The decision – between Qantas Airways and Transport Workers Union of Australia (TWU) – confirms that protections under the Fair Work Act 2009 (Cth) (FW Act) extend to adverse action taken to prevent the exercise of a workplace right that might arise in the future – that is, a right that does not exist at the time the action is taken.
On the face of it, this decision expands the scope of the adverse action regime, and therefore protections for employees. In the context of recent and proposed legislative changes that are favourable to employees, this is another setback for employers.
However, in practice, this decision may not have the wide-ranging implications that has been feared by employer industry groups. As has been the case since the 2012 Barclay decision, evidence of the decision maker’s true motivations for taking adverse action remains critical to employers defending adverse action claims. In the Qantas judgment, the High Court confirmed that an employer can have an “appreciation” of a possible future exercise of a workplace right when making decisions without it constituting a substantial and operative reason for taking adverse action. However, evidence of the decision maker is crucial in proving this.
Following this decision, employers should be aware that any decisions that are made to prevent the exercise of workplace rights that don’t yet exist may still be found to be in breach of the FW Act.
The Qantas cases also continue to emphasise that decision makers must be able to give clear, cogent evidence in the witness box in order to be believed by the trial judge about their true motivations for decisions in order to successfully defend adverse action claims.

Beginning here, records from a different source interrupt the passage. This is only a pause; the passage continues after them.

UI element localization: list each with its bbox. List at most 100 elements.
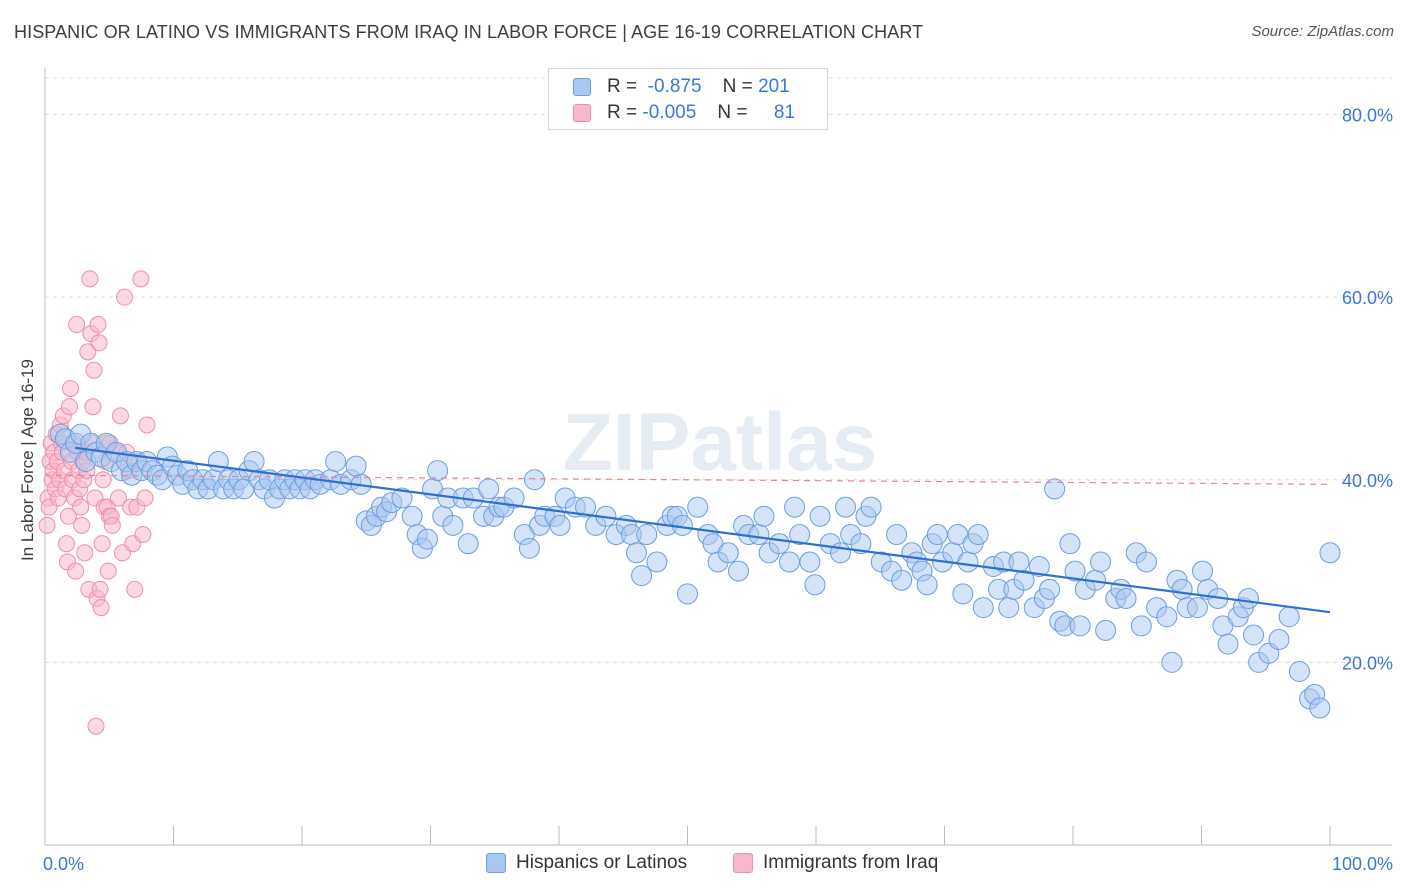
hispanic-point [972,597,994,619]
hispanic-point [401,505,423,527]
iraq-points [38,270,156,735]
hispanic-point [1130,615,1152,637]
n-value: 81 [773,102,796,123]
hispanic-point [926,524,948,546]
hispanic-point [646,551,668,573]
iraq-point [109,489,127,507]
hispanic-trend-line [74,446,1331,614]
iraq-point [57,535,75,553]
hispanic-point [1243,624,1265,646]
iraq-point [67,562,85,580]
x-tick-label: 100.0% [1332,854,1393,874]
legend-item-iraq[interactable]: Immigrants from Iraq [733,852,938,874]
hispanic-point [753,505,775,527]
hispanic-point [626,542,648,564]
hispanic-point [478,478,500,500]
iraq-point [138,416,156,434]
hispanic-point [677,583,698,605]
hispanic-point [967,524,989,546]
hispanic-point [727,560,749,582]
hispanic-point [1044,478,1066,500]
hispanic-point [1156,606,1178,628]
hispanic-point [1268,629,1290,651]
hispanic-point [345,455,367,477]
hispanic-point [778,551,800,573]
hispanic-point [1095,619,1117,641]
hispanic-point [748,524,770,546]
hispanic-point [891,569,913,591]
iraq-point [73,516,91,534]
hispanic-point [518,537,540,559]
hispanic-point [916,574,938,596]
x-tick-label: 0.0% [43,854,84,874]
y-tick-label: 40.0% [1342,471,1393,491]
iraq-point [94,471,112,489]
iraq-trend-line [44,474,1331,485]
hispanic-point [1237,587,1259,609]
iraq-point [132,270,150,288]
hispanic-point [1008,551,1030,573]
hispanic-point [1028,556,1050,578]
hispanic-point [631,565,653,587]
hispanic-point [789,524,811,546]
iraq-point [76,544,94,562]
hispanic-point [416,528,438,550]
hispanic-point [784,496,806,518]
hispanic-points [49,423,1341,719]
r-label: R = [607,102,638,123]
iraq-point [116,288,134,306]
hispanic-point [442,514,464,536]
hispanic-point [1171,578,1193,600]
iraq-point [136,489,154,507]
hispanic-point [1135,551,1157,573]
hispanic-point [804,574,826,596]
hispanic-point [835,496,857,518]
hispanic-point [243,451,265,472]
hispanic-point [829,542,851,564]
r-value: -0.875 [647,76,702,97]
hispanic-point [325,451,347,472]
iraq-point [81,270,99,288]
stats-row-iraq: R = -0.005 N = 81 [573,100,795,126]
iraq-point [111,407,129,425]
hispanic-point [575,496,597,518]
iraq-point [89,316,107,334]
legend-item-hispanic[interactable]: Hispanics or Latinos [486,852,687,874]
pink-swatch [573,104,591,122]
y-axis-label: In Labor Force | Age 16-19 [18,359,37,561]
iraq-point [91,580,109,598]
hispanic-point [1186,597,1208,619]
hispanic-point [1069,615,1091,637]
r-label: R = [607,76,638,97]
iraq-point [134,526,152,544]
source-label: Source: ZipAtlas.com [1251,23,1394,40]
iraq-point [93,535,111,553]
n-value: 201 [758,76,790,97]
hispanic-point [1161,651,1183,673]
n-label: N = [717,102,748,123]
iraq-point [87,717,105,735]
legend-label: Immigrants from Iraq [763,852,939,873]
iraq-point [68,316,86,334]
hispanic-point [998,597,1020,619]
iraq-point [38,516,56,534]
iraq-point [72,498,90,516]
gridlines [45,77,1392,663]
hispanic-point [1192,560,1214,582]
hispanic-point [809,505,831,527]
hispanic-point [1013,569,1035,591]
hispanic-point [457,533,479,555]
hispanic-point [1090,551,1112,573]
hispanic-point [952,583,974,605]
iraq-point [61,379,79,397]
hispanic-point [1319,542,1341,564]
iraq-point [99,562,117,580]
trend-lines [44,446,1331,614]
hispanic-point [717,542,739,564]
y-tick-label: 60.0% [1342,288,1393,308]
hispanic-point [1064,560,1086,582]
hispanic-point [524,469,546,491]
hispanic-point [427,460,449,482]
hispanic-point [549,514,571,536]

In November 2020, Qantas decided to outsource some of its ground handling operations to, it said, enable it to engage staff with the agility required during and after the Covid-19 pandemic. The nominal expiry date of the enterprise agreements covering incumbent employees was in the middle of 2021.
The TWU argued on behalf of the affected employees that Qantas’ decision was motivated by its desire to prevent those employees from organising, participating in bargaining for a replacement enterprise agreement, and engaging in protected industrial action after the nominal expiry date. Qantas maintained that it made the outsourcing decision for sound commercial reasons: namely, to keep the airline financially viable following Covid-related interruptions.
The primary trial judge found that while Qantas had “sound commercial reasons for the outsourcing decision”, the substantial and operative reason for the decision was to prevent the affected employees from exercising their workplace rights to engage in protected industrial action and to participate in bargaining.
That decision was upheld in the Full Federal Court, which Qantas appealed to the High Court. A central issue in this case was whether employees had a protectable workplace right if, at the time adverse action was taken, the workplace right did not exist but would in future.
From a legal perspective, Qantas asserted that section 340(1)(b) of the FW Act – taking adverse action to prevent the exercise of a workplace right – applies only where that right exists at the time of the adverse action. Qantas also argued that an employer would not be in breach of section 340 merely because a reason for the timing of the adverse action is "to take advantage of an architectural feature of the Act which positively denies to the TWU and employees the right to oppose the decision by industrial action, a denial which delay might reverse".
The High Court decision
The High Court rejected Qantas’ characterisation of section 340 of the FW Act. It said that:
- preventing the exercise of a workplace right includes “putting an obstacle in the way of” the exercise of a presently held right, and exercising a right that may arise at some future date;
- the FW Act does not require a temporal relationship between the workplace right and adverse action (although usually that is relied upon as an evidentiary element by applicant employees); and
- employers could consider the existence and terms of enterprise agreements when making decisions about the future, which would not be unlawful provided the consideration does not become a substantial and operative reason for preventing the exercise of a workplace right – that is, employers can (and, at times, should) have an appreciation of workplace rights when making decisions and that appreciation won’t necessarily be unlawful.
Qantas’ appeals were on a point of law rather than on the trial judge’s findings about the substantial and operative reasons for dismissal. This recognises the difficulty in overturning adverse action decisions where the trial judge makes a finding of fact about reasons for dismissal. The difficulty arises because appeal courts are reluctant to overturn those findings where they have not heard the evidence of the decision makers, and therefore are not best placed to make findings of credibility or the decision maker’s mindset.